Mengizinkan Istri Berkunjung ke Rumah Saudaranya
Termasuk ke dalam makna pergaulan yang baik adalah tidak melarang istri berkunjung ke rumah saudaranya. Lajnah Daimah pernah ditanya:
Bolehkah suami melarang istrinya istrinya pergi ke rumah saudaranya?
Jawaban Lajnah Daimah:
Wajib bagi suami untuk bergaul dengan istrinya secara baik, sebagai bentuk pengaplikasian firman Allah:
Dan pergaulilah mereka dengan cara yang baik, (QS An Nisa: 19).
Dan di antara bentuk pergaulan yang baik terhadap istri adalah memberikan izin kepada istri untuk berkunjung ke rumah saudaranya, dan mengantarkannya.
Tetapi jika kunjungannya ke rumah keluarganya itu bisa menyebabkan timbulnya keburukan, boleh bagi suami untuk melarang istrinya berkunjung.
Karena mencegah keburukan lebih diutamakan daripada menggapai kemaslahatan, (Fatwa Lajnah Daimah: 25/387-388).
Tidak Membebani Istri secara Berlebih
Syaikh Abdullah Al-Faqih dari Asy-Syabakah Al-Islamiyah berkata:
Tetapi ingat, WAJIB bagi SUAMI untuk tidak membebani istrinya secara berlebihan.

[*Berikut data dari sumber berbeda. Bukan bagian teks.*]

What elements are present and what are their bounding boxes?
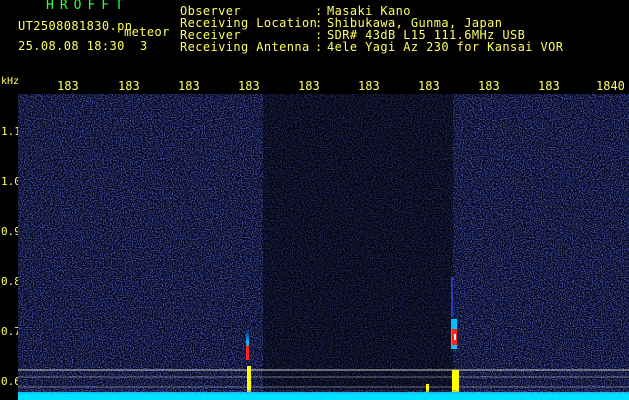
time-label: 1840: [596, 79, 625, 93]
spectrogram-plot: [18, 94, 629, 400]
date-time: 25.08.08 18:30: [18, 39, 125, 53]
header-panel: HROFFT UT2508081830.pn meteor 25.08.08 1…: [0, 0, 629, 78]
antenna-colon: :: [315, 40, 323, 54]
quiet-band: [263, 94, 453, 400]
meteor-count: 3: [140, 39, 148, 53]
time-label: 183: [358, 79, 380, 93]
time-axis: 183 183 183 183 183 183 183 183 183 1840: [0, 78, 629, 94]
time-label: 183: [118, 79, 140, 93]
time-label: 183: [478, 79, 500, 93]
antenna-label: Receiving Antenna: [180, 40, 310, 54]
time-label: 183: [538, 79, 560, 93]
app-title: HROFFT: [46, 0, 129, 13]
meteor-tag: meteor: [124, 25, 170, 39]
time-label: 183: [418, 79, 440, 93]
baseline-strip-noise: [18, 390, 629, 394]
time-label: 183: [238, 79, 260, 93]
file-name: UT2508081830.pn: [18, 19, 133, 33]
time-label: 183: [57, 79, 79, 93]
antenna-value: 4ele Yagi Az 230 for Kansai VOR: [327, 40, 564, 54]
time-label: 183: [178, 79, 200, 93]
time-label: 183: [298, 79, 320, 93]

Kemudian Syaikh menyebutkan penggalan ayat di atas, (Fatwa Asy-Syabakah Al-Islamiyah No: 17865).
12 ADAB SUAMI KEPADA ISTRI
Imam Al-Ghazali dalam kitabnya berjudul Al-Adab fid Din dalam Majmu’ah Rasail al-Imam al-Ghazali menulis 12 adab suami kepada istri:
Adab suami terhadap Istri, yaitu:
berinteraksi dengan baik,
bertutur kata yang lembut,
menunjukkan cinta kasih,
bersikap lapang ketika sendiri,
tidak terlalu sering mempersoalkan kesalahan, memaafkan jika istri berbuat salah,
menjaga harta dan kehormatan istri,
tidak banyak berdebat dengan istri,
mengeluarkan biaya untuk kebutuhan istri secara tidak bakhil,
memuliakan keluarga istri,
senantiasa memberi janji yang baik,
dan memiliki gairah/cemburu yang tinggi terhadap istri.
Karangasem, 11 Mei 2023
Irfan Nugroho (Staf Pengajar di Pondok Pesantren Tahfizhul Quran At-Taqwa Sukoharjo)
[1] Budak yang dijanjikan merdeka oleh tuannya apabila si budak sanggup membayar tebusan.